More noise than signal

The Assassin

Republished from the show notes of my other site, Fuds on Film.

Hsiao-Hsien Hou is a highly celebrated director whose works have been on my “to-watch” list for some time, however I think this is the first film of his I’ve actually caught up with. It’s being pushed as a redefinition of the wushu genre, ala Crouching Tiger, Hidden Dragon or House of the Flying Daggers, which I don’t think is entirely the case, but at any rate I’m getting ahead of myself. Nie Yinniang (Qi Shu), taken from her parents as a child and raised to be a peerless assassin, however after suffering a sudden attack of morals and refusing to kill a target in front of his son, she’s sent back to the province of her birth with orders to kill the man she had been promised in marriage to and seemingly still harbours feeling for, and a man in charge of the largest military forces in seventh century China.

It looks stunningly gorgeous. If this isn’t the most attractively shot film of the year then we’d need to see something truly extraordinary. To a degree it calls back to the previously mentioned films, with strong, bold, vibrant use of colour and painterly framing, often sedately held for some time, with Hou somewhat anachronistically using the Academy ratio giving it a very distinctive look. Visually it’s an absolute treat. I’m a sucker for this period, and the detail is incredible. The pacing, while sedate, held my attention, and the brief flurries of action are satisfying, and it’s adroitly acted.

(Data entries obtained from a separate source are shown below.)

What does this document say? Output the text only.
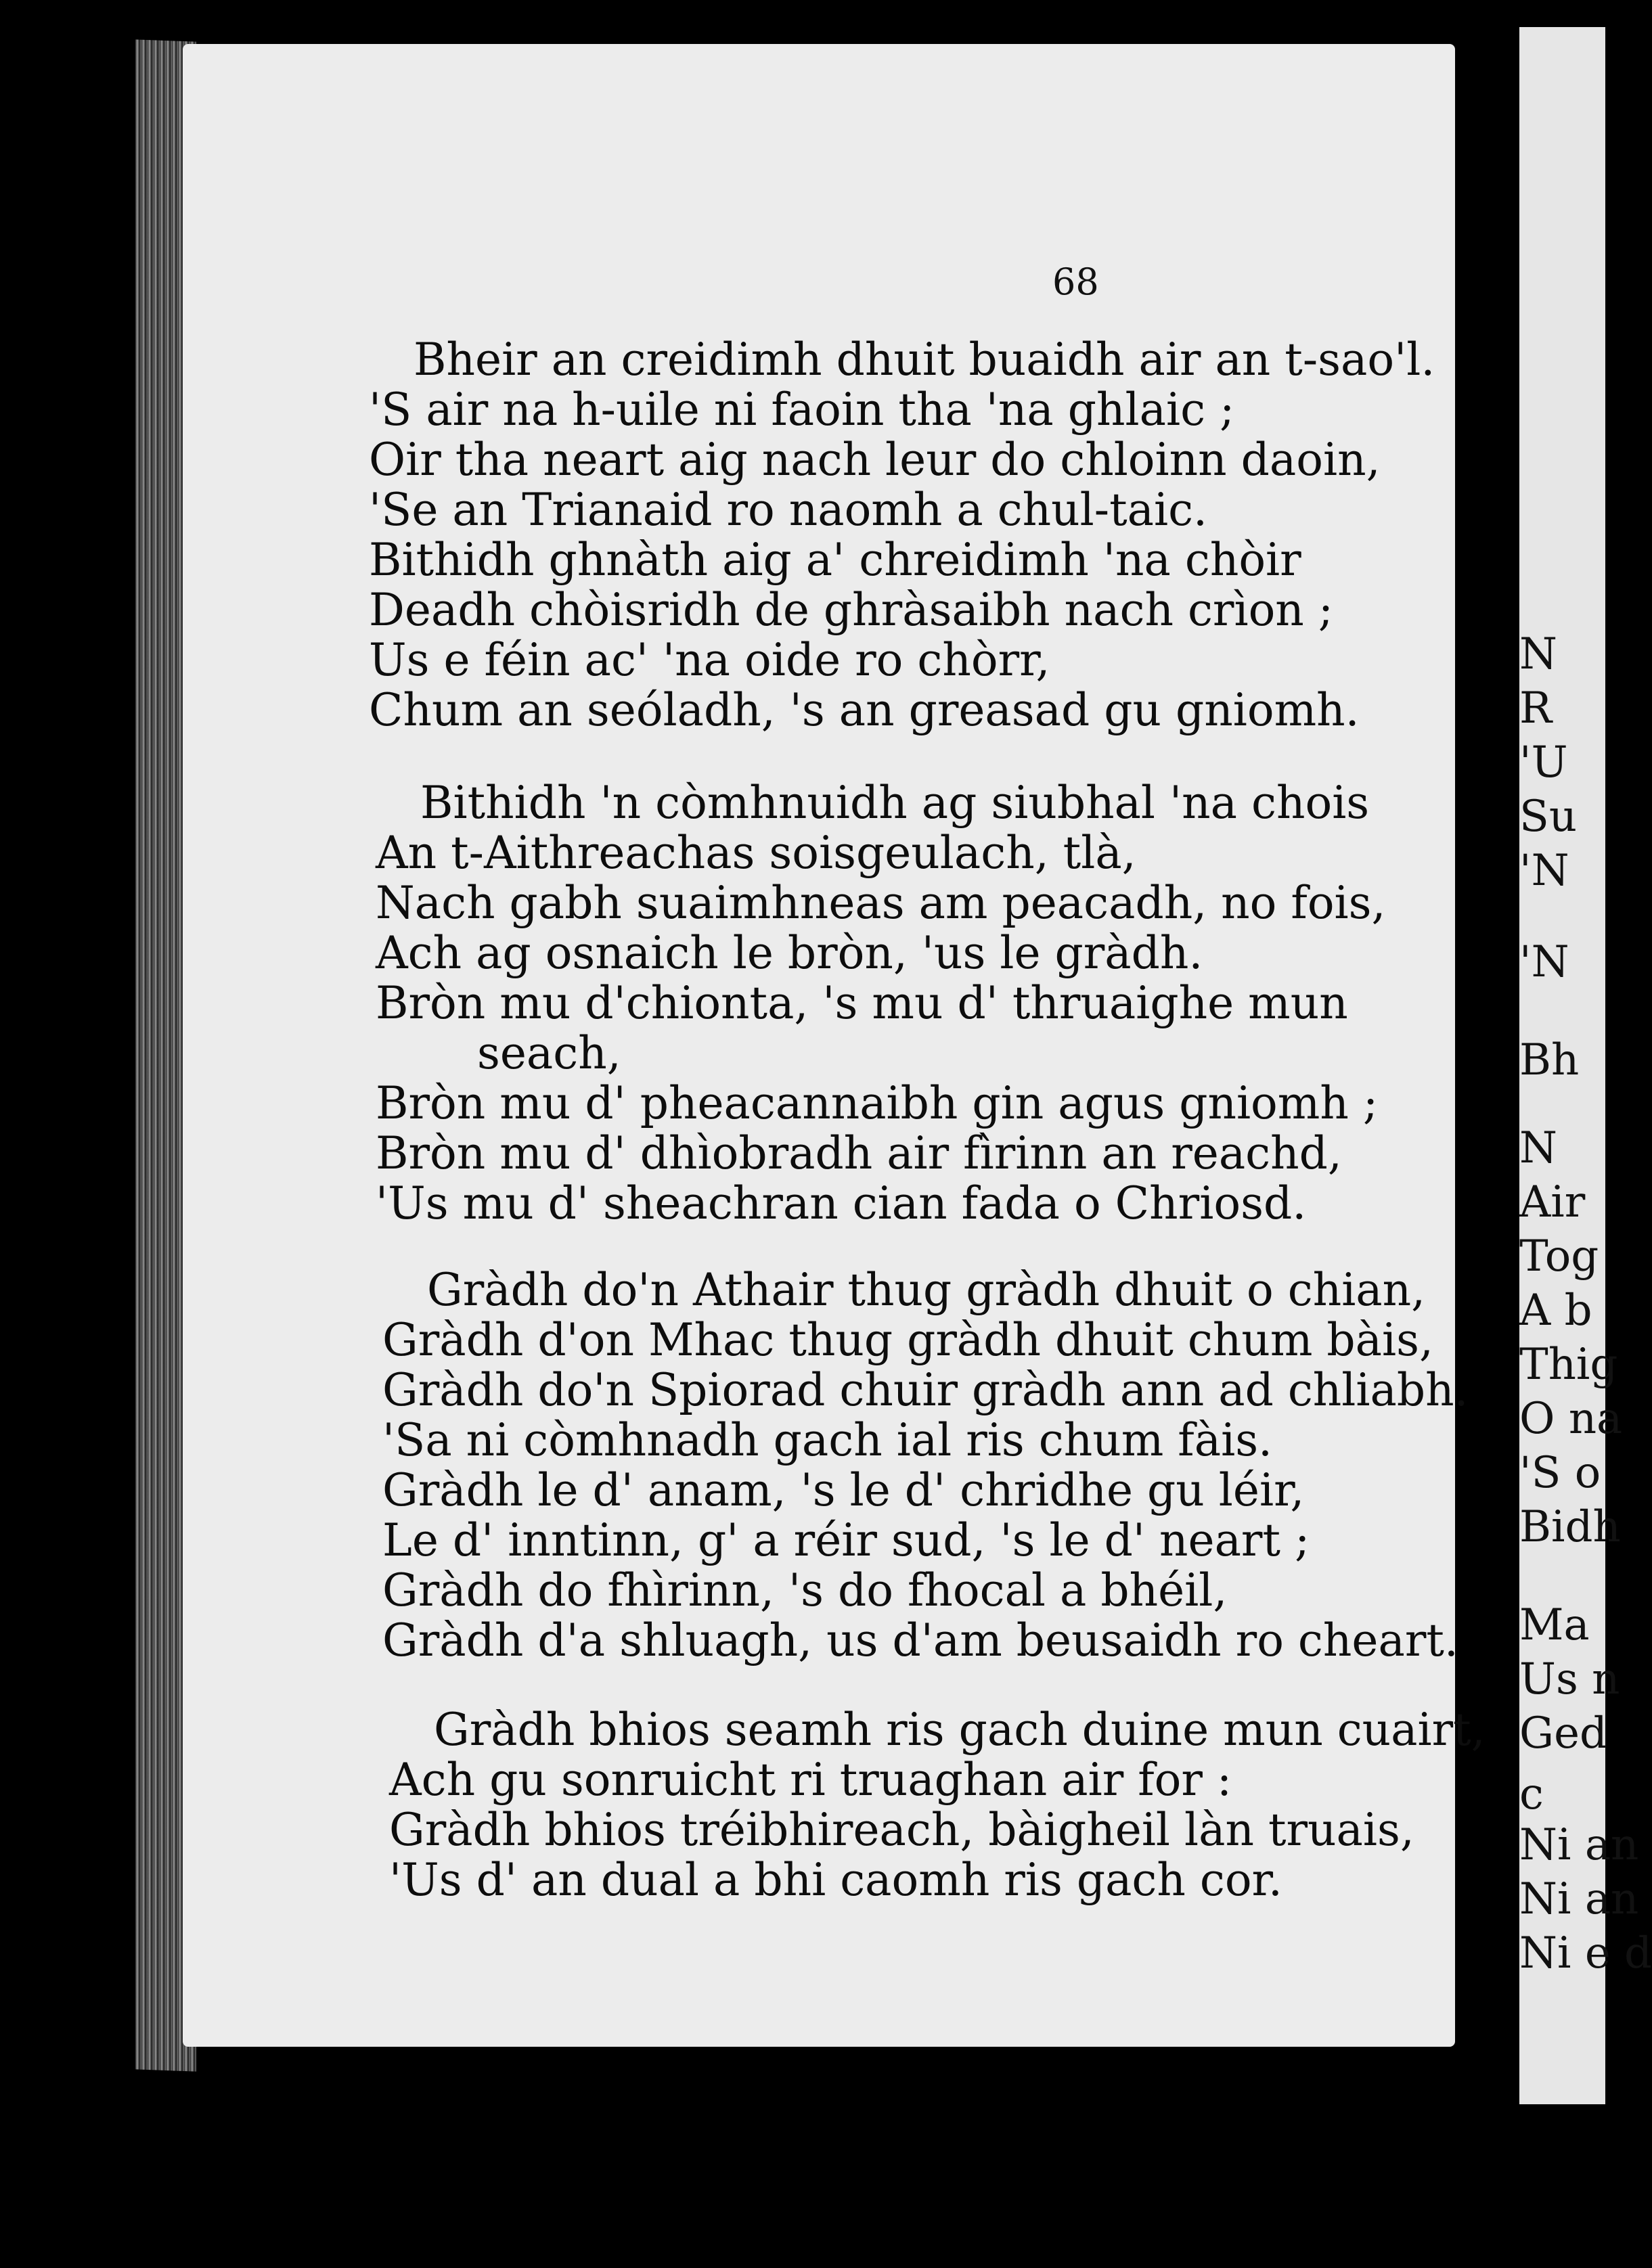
N
R
'U
Su
'N
'N
Bh
N
Air
Tog
A b
Thig
O na
'S o
Bidh
Ma
Us n
Ged
c
Ni an
Ni an
Ni e d
68
Bheir an creidimh dhuit buaidh air an t-sao'l.
'S air na h-uile ni faoin tha 'na ghlaic ;
Oir tha neart aig nach leur do chloinn daoin,
'Se an Trianaid ro naomh a chul-taic.
Bithidh ghnàth aig a' chreidimh 'na chòir
Deadh chòisridh de ghràsaibh nach crìon ;
Us e féin ac' 'na oide ro chòrr,
Chum an seóladh, 's an greasad gu gniomh.
Bithidh 'n còmhnuidh ag siubhal 'na chois
An t-Aithreachas soisgeulach, tlà,
Nach gabh suaimhneas am peacadh, no fois,
Ach ag osnaich le bròn, 'us le gràdh.
Bròn mu d'chionta, 's mu d' thruaighe mun
seach,
Bròn mu d' pheacannaibh gin agus gniomh ;
Bròn mu d' dhìobradh air fìrinn an reachd,
'Us mu d' sheachran cian fada o Chriosd.
Gràdh do'n Athair thug gràdh dhuit o chian,
Gràdh d'on Mhac thug gràdh dhuit chum bàis,
Gràdh do'n Spiorad chuir gràdh ann ad chliabh.
'Sa ni còmhnadh gach ial ris chum fàis.
Gràdh le d' anam, 's le d' chridhe gu léir,
Le d' inntinn, g' a réir sud, 's le d' neart ;
Gràdh do fhìrinn, 's do fhocal a bhéil,
Gràdh d'a shluagh, us d'am beusaidh ro cheart.
Gràdh bhios seamh ris gach duine mun cuairt,
Ach gu sonruicht ri truaghan air for :
Gràdh bhios tréibhireach, bàigheil làn truais,
'Us d' an dual a bhi caomh ris gach cor.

Rather less edifying, I had only the loosest grasp on what was going on, and who most of the characters were, or their relation to each other. From the recaps, this doesn’t seem to be a particularly complex story and I like to think I’m savvy enough to follow plots of this nature, so I’m left unsure if this was just an off day for me or if the story is obfuscated somehow.

Perhaps more a criticism of the coverage of the film rather than the film itself, but I’m also not exceedingly clear as to why you would champion this as a redefining work in the wushu genre, unless you’re happy with “redefining” meaning “leaving most of the genre out entirely”. That’s a perfectly valid way to focus on the characters, acting performances, and the detail of the period – but it then makes it a drama with occasional wushu elements, not a wushu film. It’d be like “redefining” the Fast and Furious franchise by removing cars from the next film and making it about dirigibles. And while I’m entirely on board with such an airship based outing, calling it a Fast & Furious film would be perverse.

For me at least, the positives well outweigh the negatives, and I can recommend it on the aesthetic level alone – and if you’re less of a dummy than I am you may even like the plot as well.